Он жадно перечел газетную вырезку, конверт, письмо приятеля Мишки, который прислал ему заметку из Чикаго, и вдруг, во все побагровевшее лицо, точно его смазали прованским маслом, залоснился бессмысленной улыбкой.
— Как что? — встрепенулся Мишка. — Завтра Болдырев поедет с тобой в американское консульство, ты же по-английски ни в зуб. Удостоверишь личность, получишь визу — и досвидан-с! — поедешь в свой Иллинойс, черт поросячий!.. Ну, а теперь вспрыски. Вспрыски, братчики, нечего дурака валять.
— Какие вспрыски? — тупо спросил еще не пришедший в себя иллинойсский богач.
— Какие?! — подскочил Мишка. — Случай-то твой, плюшкинская твоя душа, вспрыснуть надо или нет? Да и совпадение-то какое: русский ведь сочельник сегодня! А?..
Болдырев, встал, плюнул, напялил свое кургузое пальтишко к постучал по звонкой китайской курильнице трубкой:
— Брось, Мишка! Чего распелся? Нам с миллионером какая же компания? Пусть сам по американским консульствам бегает, а я для него не свиной гид. Облупят его переводчики, как яичко, будет рад… Валите ко мне: ром есть, халвы по дороге купим, какого дьявола с ним валандаться!
Но Кандыба очнулся и превзошел себя. Вынул из карельской шкатулки сто франков и заступил Болдыреву дорогу:
— А вот мы сейчас увидим, какой Кандыба Плюшкин! Миша, будь другом, возьми там, что надо…
Мишка переглянулся с Болдыревым и отстранил щедрый дар.
— Ничего не надо… Студню я, что ли, куплю на твои сто франков?
— А сколько еще надо?
— Давай еще сто. Спрашивает! Раз в жизни друзей угощает, которые, можно сказать, как вестники счастья, его бескорыстно поздравить пришли, а он… сто франков!

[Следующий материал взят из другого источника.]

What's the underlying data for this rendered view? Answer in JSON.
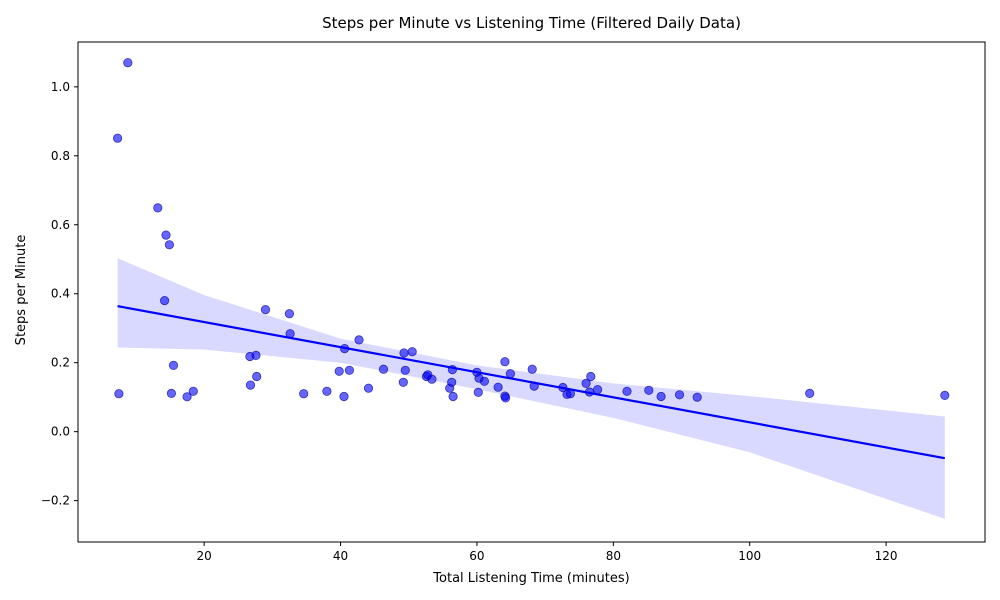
{
  "chart_data": {
    "type": "scatter",
    "title": "Steps per Minute vs Listening Time (Filtered Daily Data)",
    "xlabel": "Total Listening Time (minutes)",
    "ylabel": "Steps per Minute",
    "xlim": [
      1.5,
      134.5
    ],
    "ylim": [
      -0.32,
      1.13
    ],
    "xticks": [
      20,
      40,
      60,
      80,
      100,
      120
    ],
    "yticks": [
      -0.2,
      0.0,
      0.2,
      0.4,
      0.6,
      0.8,
      1.0
    ],
    "xtick_labels": [
      "20",
      "40",
      "60",
      "80",
      "100",
      "120"
    ],
    "ytick_labels": [
      "−0.2",
      "0.0",
      "0.2",
      "0.4",
      "0.6",
      "0.8",
      "1.0"
    ],
    "grid": false,
    "colors": {
      "points": "#0000ff",
      "points_edge": "#00008b",
      "regression_line": "#0000ff",
      "confidence_band": "#d9d9ff"
    },
    "points": [
      {
        "x": 7.3,
        "y": 0.851
      },
      {
        "x": 7.5,
        "y": 0.11
      },
      {
        "x": 8.8,
        "y": 1.07
      },
      {
        "x": 13.2,
        "y": 0.649
      },
      {
        "x": 14.2,
        "y": 0.38
      },
      {
        "x": 14.4,
        "y": 0.57
      },
      {
        "x": 14.9,
        "y": 0.542
      },
      {
        "x": 15.2,
        "y": 0.111
      },
      {
        "x": 15.5,
        "y": 0.192
      },
      {
        "x": 17.5,
        "y": 0.101
      },
      {
        "x": 18.4,
        "y": 0.117
      },
      {
        "x": 26.7,
        "y": 0.218
      },
      {
        "x": 26.8,
        "y": 0.135
      },
      {
        "x": 27.6,
        "y": 0.221
      },
      {
        "x": 27.7,
        "y": 0.16
      },
      {
        "x": 29.0,
        "y": 0.354
      },
      {
        "x": 32.5,
        "y": 0.342
      },
      {
        "x": 32.6,
        "y": 0.284
      },
      {
        "x": 34.6,
        "y": 0.11
      },
      {
        "x": 38.0,
        "y": 0.117
      },
      {
        "x": 39.8,
        "y": 0.175
      },
      {
        "x": 40.5,
        "y": 0.102
      },
      {
        "x": 40.6,
        "y": 0.241
      },
      {
        "x": 41.3,
        "y": 0.178
      },
      {
        "x": 42.7,
        "y": 0.266
      },
      {
        "x": 44.1,
        "y": 0.126
      },
      {
        "x": 46.3,
        "y": 0.181
      },
      {
        "x": 49.2,
        "y": 0.143
      },
      {
        "x": 49.3,
        "y": 0.228
      },
      {
        "x": 49.5,
        "y": 0.178
      },
      {
        "x": 50.5,
        "y": 0.232
      },
      {
        "x": 52.6,
        "y": 0.16
      },
      {
        "x": 52.8,
        "y": 0.165
      },
      {
        "x": 53.4,
        "y": 0.152
      },
      {
        "x": 56.0,
        "y": 0.126
      },
      {
        "x": 56.3,
        "y": 0.143
      },
      {
        "x": 56.4,
        "y": 0.18
      },
      {
        "x": 56.5,
        "y": 0.102
      },
      {
        "x": 60.0,
        "y": 0.172
      },
      {
        "x": 60.2,
        "y": 0.114
      },
      {
        "x": 60.3,
        "y": 0.155
      },
      {
        "x": 61.1,
        "y": 0.146
      },
      {
        "x": 63.1,
        "y": 0.129
      },
      {
        "x": 64.1,
        "y": 0.203
      },
      {
        "x": 64.1,
        "y": 0.103
      },
      {
        "x": 64.2,
        "y": 0.098
      },
      {
        "x": 64.9,
        "y": 0.168
      },
      {
        "x": 68.1,
        "y": 0.181
      },
      {
        "x": 68.4,
        "y": 0.132
      },
      {
        "x": 72.6,
        "y": 0.128
      },
      {
        "x": 73.2,
        "y": 0.108
      },
      {
        "x": 73.7,
        "y": 0.11
      },
      {
        "x": 76.0,
        "y": 0.14
      },
      {
        "x": 76.5,
        "y": 0.115
      },
      {
        "x": 76.7,
        "y": 0.16
      },
      {
        "x": 77.7,
        "y": 0.122
      },
      {
        "x": 82.0,
        "y": 0.117
      },
      {
        "x": 85.2,
        "y": 0.12
      },
      {
        "x": 87.0,
        "y": 0.102
      },
      {
        "x": 89.7,
        "y": 0.107
      },
      {
        "x": 92.3,
        "y": 0.1
      },
      {
        "x": 108.8,
        "y": 0.111
      },
      {
        "x": 128.6,
        "y": 0.105
      }
    ],
    "regression": {
      "x": [
        7.3,
        128.6
      ],
      "y": [
        0.364,
        -0.077
      ]
    },
    "confidence_band": {
      "x": [
        7.3,
        20,
        40,
        60,
        80,
        100,
        128.6
      ],
      "upper": [
        0.503,
        0.396,
        0.27,
        0.192,
        0.14,
        0.103,
        0.044
      ],
      "lower": [
        0.244,
        0.238,
        0.2,
        0.123,
        0.04,
        -0.06,
        -0.253
      ]
    }
  }
}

Кандыба покраснел, отчаянно махнул рукой и сдался.
— Марину позвать? — спросил в дверях Мишка.
— Зови. — Кандыба подсел к Болдыреву и с почтительной предупредительностью стал выспрашивать, как получают американские наследства и с чего надо начинать. Болдырев небрежно объяснил.
Минут через двадцать вернулся Мишка с двумя своими адъютантами, нагруженными до подбородка свертками и бутылками. Сдвинули ломберные столы, накрыли их персидской легкой набойкой и развернули на столах такое фламандское сооружение, которое разве в музее на старом полотне, увидишь: коричневый гусь в белых сборчатых штаниках, широкая ослиная колбаса-салями, мандарины, ром, зубровка — словом, на все двести франков, — за такси Мишка дополнительно получил. Прилетела и Марина. Мишка из бистро по телефону ее вызвал. Долго трясла Кандыбину руку, поздравляла, а сама почему-то все губы кусала… Дальше что ж, дальше дело известное.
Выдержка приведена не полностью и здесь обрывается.